I have however, found time to watch Slumdog Millionaire and The Curious Case of Benjamin Button. I enjoyed both movies. In terms of the Button film, I wonder if I could have had a little more respect for the film if I hadn't already seen Forrest Gump (and considered it to be one of my all-time favorite movies). It's hard not to compare movies like that. I would imagine that being an Academy Award judge could be very difficult after you've seen as many movies as they have, and being that so many films are similar, how do you make an objective opinion? As much as I enjoy watching movies, that doesn't sound like a very easy job to me. Btw, I loved Slumdog Millionaire.
I read this article last week about a girl's highschool basketball game, where one team absolutely destroyed another team 100-0. Even if you ignore the fact that the losing team was comprised of students from a school of students with learning disabilities, you can't not wonder how it came to that score. I mean, if you're up 30-0, wouldn't you let up at that point? Scoring 100 points in no easy task, even most college basketball games end up with teams scoring somewhere between 60-80 points. What made this story worse was that the winning school was a Christian academy. Apparently the coach refused to apologize for allowing the game to get out of hand the way it did, and he was fired as a result. The school said this in a statement: "It is shameful and an embarrassment that this happened. This clearly does not reflect a Christ-like and honorable approach to competition."
I'm guessing that statement would fall on deaf ears in the CCSA.
Another bit of news I found interesting was the York TA Strike. And by interesting, what I really mean is "stupid". Keep in mind that I have very little understanding of this situation so take whatever I say here with a grain of salt. I read this article about how this guy was making just $14,000 per year and the author made it a point that this is well below the poverty line. As well, the person talks about how he is supported by his parents, and that they own a store and are struggling too, so that makes it difficult for the family.
Don't get me wrong.. I get that this is a tough economy. But aren't we talking about a part-time job here? Can you really be complaining about being under the poverty line when you're not making a full effort to make money? I mean I can totally feel for a person working 60-70 hours per week doing various jobs to feed their family. But aren't we talking about a bunch of grad students who are basically working part time to pay for their tuition?

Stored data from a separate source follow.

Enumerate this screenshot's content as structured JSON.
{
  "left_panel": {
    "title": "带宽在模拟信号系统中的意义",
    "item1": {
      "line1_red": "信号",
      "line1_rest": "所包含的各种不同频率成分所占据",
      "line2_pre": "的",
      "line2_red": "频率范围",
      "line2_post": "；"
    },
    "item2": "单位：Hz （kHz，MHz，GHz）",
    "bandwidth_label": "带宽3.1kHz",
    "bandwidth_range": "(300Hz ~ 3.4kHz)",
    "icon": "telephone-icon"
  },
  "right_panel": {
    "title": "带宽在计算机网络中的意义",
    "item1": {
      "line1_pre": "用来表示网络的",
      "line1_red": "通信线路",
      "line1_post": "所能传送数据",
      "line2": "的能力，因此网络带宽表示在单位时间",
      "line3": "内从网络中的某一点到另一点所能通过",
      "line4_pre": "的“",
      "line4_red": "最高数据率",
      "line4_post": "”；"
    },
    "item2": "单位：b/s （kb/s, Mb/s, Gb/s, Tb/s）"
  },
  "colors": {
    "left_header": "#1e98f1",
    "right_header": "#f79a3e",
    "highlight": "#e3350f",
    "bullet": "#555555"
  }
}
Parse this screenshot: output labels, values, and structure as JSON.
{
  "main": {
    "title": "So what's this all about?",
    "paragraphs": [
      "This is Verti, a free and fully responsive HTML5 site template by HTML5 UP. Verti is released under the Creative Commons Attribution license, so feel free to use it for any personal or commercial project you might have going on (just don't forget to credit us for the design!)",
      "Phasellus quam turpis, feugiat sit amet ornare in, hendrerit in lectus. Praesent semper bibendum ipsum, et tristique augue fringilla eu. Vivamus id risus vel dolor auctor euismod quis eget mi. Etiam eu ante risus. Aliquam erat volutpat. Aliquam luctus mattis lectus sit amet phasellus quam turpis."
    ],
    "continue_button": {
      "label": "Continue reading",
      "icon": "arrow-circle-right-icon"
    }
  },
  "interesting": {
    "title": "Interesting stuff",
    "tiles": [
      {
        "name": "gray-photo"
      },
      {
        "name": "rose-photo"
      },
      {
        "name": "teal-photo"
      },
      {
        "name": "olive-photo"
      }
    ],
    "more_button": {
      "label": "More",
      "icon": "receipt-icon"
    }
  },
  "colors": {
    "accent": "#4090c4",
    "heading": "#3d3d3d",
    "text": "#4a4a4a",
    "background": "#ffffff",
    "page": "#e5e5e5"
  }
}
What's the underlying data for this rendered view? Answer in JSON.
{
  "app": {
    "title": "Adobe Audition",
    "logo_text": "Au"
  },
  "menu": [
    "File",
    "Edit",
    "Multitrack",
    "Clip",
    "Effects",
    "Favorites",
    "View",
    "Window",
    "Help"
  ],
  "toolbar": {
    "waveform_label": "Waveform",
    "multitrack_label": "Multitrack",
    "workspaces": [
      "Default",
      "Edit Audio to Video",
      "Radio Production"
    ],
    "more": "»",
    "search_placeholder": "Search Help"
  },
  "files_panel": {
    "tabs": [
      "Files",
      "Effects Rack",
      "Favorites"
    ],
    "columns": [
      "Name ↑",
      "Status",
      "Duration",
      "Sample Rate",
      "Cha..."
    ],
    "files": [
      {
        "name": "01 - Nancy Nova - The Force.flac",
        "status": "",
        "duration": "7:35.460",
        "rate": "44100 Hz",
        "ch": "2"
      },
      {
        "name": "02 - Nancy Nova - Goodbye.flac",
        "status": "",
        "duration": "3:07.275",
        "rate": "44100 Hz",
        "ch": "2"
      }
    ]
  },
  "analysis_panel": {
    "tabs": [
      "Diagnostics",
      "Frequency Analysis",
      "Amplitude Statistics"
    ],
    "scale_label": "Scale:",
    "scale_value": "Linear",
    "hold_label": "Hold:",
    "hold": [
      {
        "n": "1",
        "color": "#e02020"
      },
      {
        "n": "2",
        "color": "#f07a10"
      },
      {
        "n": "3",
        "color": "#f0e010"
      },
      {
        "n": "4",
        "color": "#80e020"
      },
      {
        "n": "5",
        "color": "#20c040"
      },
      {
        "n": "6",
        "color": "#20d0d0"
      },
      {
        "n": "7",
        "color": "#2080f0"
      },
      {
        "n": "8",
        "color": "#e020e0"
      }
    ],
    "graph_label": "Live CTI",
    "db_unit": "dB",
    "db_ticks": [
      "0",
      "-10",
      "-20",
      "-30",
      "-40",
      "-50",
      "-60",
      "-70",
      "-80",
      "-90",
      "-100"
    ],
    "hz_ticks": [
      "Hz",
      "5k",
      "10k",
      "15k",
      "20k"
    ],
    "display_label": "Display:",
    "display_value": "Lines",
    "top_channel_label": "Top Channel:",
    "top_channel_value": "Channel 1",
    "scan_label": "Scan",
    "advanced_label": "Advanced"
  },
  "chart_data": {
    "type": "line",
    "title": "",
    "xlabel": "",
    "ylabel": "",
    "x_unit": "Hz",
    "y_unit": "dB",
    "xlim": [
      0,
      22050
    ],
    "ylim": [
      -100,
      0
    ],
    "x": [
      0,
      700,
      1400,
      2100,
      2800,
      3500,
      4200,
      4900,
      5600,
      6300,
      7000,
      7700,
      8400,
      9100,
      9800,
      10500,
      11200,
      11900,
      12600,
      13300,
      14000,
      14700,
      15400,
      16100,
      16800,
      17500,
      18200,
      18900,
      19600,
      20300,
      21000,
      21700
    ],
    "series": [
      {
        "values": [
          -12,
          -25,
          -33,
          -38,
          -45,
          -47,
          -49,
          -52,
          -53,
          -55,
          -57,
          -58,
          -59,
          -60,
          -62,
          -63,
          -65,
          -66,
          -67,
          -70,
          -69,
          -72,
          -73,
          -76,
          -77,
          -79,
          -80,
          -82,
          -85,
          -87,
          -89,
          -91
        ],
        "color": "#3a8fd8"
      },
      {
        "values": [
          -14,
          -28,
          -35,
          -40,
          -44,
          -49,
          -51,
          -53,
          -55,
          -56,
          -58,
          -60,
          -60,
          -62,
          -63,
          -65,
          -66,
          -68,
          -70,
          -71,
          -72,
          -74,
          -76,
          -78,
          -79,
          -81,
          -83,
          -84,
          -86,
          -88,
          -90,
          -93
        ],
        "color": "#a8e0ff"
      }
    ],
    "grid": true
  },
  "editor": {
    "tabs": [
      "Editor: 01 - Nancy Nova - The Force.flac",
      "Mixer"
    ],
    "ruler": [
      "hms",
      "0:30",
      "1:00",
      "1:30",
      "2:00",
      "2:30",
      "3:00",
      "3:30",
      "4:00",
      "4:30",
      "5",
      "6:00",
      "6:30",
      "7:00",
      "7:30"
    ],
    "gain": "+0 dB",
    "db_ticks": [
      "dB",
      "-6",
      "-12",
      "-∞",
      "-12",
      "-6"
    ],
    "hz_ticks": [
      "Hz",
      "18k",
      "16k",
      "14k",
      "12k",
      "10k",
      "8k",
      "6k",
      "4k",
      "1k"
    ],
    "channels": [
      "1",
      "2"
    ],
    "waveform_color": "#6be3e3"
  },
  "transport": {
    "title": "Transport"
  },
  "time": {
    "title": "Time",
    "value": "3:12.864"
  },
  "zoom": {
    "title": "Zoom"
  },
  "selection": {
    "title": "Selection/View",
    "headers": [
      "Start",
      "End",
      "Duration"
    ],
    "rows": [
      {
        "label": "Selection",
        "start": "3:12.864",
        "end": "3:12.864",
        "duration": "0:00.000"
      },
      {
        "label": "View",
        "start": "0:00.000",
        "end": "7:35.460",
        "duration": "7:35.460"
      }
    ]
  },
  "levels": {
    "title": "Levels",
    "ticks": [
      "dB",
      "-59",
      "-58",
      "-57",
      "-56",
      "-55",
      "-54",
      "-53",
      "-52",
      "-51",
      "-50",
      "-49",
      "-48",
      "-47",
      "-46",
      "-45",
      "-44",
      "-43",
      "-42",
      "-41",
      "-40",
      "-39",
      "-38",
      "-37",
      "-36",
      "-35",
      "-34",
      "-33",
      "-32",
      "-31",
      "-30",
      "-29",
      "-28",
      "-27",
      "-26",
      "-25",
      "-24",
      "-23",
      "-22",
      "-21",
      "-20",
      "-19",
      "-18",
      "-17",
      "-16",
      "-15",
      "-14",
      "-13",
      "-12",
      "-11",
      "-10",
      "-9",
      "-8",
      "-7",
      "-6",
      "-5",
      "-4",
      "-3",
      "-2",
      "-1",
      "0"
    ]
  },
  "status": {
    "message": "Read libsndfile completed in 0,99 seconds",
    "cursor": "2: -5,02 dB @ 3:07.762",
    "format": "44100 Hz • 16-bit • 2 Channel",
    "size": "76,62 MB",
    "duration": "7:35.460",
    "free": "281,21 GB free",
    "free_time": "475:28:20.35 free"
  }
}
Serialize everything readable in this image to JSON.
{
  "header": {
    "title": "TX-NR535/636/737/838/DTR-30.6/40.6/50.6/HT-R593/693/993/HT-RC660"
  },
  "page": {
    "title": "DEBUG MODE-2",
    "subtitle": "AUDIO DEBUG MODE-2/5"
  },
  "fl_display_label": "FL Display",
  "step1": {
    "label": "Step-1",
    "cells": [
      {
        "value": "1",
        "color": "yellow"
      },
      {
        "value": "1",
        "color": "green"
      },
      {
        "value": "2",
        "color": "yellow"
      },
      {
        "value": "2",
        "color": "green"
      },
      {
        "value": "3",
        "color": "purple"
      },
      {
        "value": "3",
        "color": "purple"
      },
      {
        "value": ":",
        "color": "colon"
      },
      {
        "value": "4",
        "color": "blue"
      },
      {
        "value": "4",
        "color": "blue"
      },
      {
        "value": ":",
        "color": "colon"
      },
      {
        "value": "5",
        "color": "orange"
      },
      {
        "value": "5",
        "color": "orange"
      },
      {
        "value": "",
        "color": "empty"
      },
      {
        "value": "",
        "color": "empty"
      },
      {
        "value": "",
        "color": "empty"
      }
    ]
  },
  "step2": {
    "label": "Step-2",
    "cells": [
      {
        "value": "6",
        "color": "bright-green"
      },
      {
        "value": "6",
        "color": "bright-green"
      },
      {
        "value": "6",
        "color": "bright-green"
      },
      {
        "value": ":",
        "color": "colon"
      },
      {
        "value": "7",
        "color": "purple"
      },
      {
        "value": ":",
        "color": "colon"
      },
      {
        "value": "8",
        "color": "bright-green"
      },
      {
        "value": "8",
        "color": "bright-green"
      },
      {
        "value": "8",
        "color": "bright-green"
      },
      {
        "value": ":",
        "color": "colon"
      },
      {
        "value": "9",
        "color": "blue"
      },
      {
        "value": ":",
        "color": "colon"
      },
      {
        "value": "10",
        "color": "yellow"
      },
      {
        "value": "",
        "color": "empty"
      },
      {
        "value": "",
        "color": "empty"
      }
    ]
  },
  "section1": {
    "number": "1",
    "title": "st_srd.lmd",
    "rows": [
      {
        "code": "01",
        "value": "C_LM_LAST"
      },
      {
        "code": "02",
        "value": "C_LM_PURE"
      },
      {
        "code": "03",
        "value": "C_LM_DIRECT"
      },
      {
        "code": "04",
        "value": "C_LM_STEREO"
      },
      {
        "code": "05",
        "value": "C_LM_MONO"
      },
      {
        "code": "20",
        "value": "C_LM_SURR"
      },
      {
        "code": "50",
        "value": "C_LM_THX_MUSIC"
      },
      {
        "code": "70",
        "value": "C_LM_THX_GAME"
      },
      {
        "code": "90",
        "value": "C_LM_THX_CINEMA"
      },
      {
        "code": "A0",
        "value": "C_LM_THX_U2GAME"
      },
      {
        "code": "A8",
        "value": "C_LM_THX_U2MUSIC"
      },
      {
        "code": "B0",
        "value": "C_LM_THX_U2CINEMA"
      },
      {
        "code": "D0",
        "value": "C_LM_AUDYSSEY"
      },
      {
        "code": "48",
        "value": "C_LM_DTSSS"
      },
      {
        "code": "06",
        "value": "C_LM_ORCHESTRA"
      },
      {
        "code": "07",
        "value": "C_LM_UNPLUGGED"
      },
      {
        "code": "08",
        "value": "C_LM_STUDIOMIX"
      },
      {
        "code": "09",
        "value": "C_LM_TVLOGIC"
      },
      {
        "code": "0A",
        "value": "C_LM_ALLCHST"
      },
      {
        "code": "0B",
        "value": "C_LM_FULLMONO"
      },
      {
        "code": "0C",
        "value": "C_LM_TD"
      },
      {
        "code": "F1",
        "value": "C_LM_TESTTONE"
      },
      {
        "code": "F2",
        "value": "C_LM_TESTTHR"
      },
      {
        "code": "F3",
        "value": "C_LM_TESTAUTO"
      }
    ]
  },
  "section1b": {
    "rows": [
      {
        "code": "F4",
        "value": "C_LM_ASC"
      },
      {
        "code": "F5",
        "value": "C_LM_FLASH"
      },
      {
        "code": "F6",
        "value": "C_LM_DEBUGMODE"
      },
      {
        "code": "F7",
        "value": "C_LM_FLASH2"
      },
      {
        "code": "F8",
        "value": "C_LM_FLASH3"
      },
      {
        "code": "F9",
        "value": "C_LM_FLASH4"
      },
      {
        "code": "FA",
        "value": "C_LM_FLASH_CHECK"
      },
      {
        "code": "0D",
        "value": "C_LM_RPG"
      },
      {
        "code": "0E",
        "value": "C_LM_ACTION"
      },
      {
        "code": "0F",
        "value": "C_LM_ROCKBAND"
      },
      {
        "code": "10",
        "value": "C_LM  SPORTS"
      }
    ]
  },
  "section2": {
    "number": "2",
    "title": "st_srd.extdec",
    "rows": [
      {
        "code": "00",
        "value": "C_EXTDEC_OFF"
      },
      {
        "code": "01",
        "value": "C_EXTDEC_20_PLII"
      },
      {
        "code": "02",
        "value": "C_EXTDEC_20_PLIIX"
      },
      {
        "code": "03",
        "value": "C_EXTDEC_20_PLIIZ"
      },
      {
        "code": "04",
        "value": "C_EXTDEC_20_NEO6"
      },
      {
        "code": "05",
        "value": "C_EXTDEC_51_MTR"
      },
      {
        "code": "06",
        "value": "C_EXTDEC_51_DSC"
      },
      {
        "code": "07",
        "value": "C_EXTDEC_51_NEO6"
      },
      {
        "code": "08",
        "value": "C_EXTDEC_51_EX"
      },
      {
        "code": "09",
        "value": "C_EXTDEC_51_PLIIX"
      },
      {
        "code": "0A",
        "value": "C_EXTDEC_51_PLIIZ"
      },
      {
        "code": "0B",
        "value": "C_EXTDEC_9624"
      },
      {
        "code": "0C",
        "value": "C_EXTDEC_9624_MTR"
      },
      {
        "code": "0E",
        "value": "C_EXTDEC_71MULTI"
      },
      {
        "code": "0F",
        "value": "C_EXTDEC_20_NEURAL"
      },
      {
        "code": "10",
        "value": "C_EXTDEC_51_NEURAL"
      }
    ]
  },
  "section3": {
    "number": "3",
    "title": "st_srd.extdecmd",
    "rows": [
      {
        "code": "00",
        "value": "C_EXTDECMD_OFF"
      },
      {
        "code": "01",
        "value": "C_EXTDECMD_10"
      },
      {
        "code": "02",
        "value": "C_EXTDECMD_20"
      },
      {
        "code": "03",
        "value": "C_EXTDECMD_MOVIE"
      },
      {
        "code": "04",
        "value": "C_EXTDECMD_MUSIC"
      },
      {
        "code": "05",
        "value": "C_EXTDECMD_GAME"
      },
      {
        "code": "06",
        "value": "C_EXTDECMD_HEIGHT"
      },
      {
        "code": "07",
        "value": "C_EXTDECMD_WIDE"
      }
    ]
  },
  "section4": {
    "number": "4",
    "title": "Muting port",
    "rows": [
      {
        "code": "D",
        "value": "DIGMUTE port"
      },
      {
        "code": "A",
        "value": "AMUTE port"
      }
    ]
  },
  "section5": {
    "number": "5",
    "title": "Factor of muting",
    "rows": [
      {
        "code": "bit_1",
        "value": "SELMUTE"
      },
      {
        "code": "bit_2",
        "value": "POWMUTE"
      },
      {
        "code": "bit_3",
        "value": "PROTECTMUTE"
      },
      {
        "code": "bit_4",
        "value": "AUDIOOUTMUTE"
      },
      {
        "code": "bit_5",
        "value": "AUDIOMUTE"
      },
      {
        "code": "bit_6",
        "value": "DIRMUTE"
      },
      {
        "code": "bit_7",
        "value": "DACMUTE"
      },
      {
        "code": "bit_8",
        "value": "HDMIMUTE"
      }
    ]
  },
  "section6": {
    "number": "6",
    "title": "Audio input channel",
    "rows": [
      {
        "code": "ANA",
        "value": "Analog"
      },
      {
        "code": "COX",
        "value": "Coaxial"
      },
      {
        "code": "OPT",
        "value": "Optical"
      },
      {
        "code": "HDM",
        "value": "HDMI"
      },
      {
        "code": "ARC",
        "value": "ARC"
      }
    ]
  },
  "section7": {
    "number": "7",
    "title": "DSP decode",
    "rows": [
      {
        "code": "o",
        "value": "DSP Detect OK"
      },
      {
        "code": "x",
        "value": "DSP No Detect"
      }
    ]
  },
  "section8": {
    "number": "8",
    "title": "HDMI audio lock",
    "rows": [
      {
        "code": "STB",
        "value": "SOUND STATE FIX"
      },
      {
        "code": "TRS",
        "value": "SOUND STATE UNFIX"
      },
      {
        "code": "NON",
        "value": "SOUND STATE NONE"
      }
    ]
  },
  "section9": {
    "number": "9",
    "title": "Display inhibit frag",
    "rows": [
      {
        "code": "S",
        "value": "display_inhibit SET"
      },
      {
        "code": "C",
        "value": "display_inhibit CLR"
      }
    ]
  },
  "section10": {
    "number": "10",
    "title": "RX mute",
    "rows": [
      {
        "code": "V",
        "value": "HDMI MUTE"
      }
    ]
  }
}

At the end of the day, staying in school is a choice. If you can't afford it, why not quit your job and join the workforce like the rest of us?
And how is it that we're always hearing about strikes at York University and not at other schools? Are they being paid significantly less than TAs from other schools? What is the average salary of a unionized TA? Google says approximately $20-24 per hour. What is that, like 15 hours per week? Below the poverty line my ass. No one is forcing you to get another degree.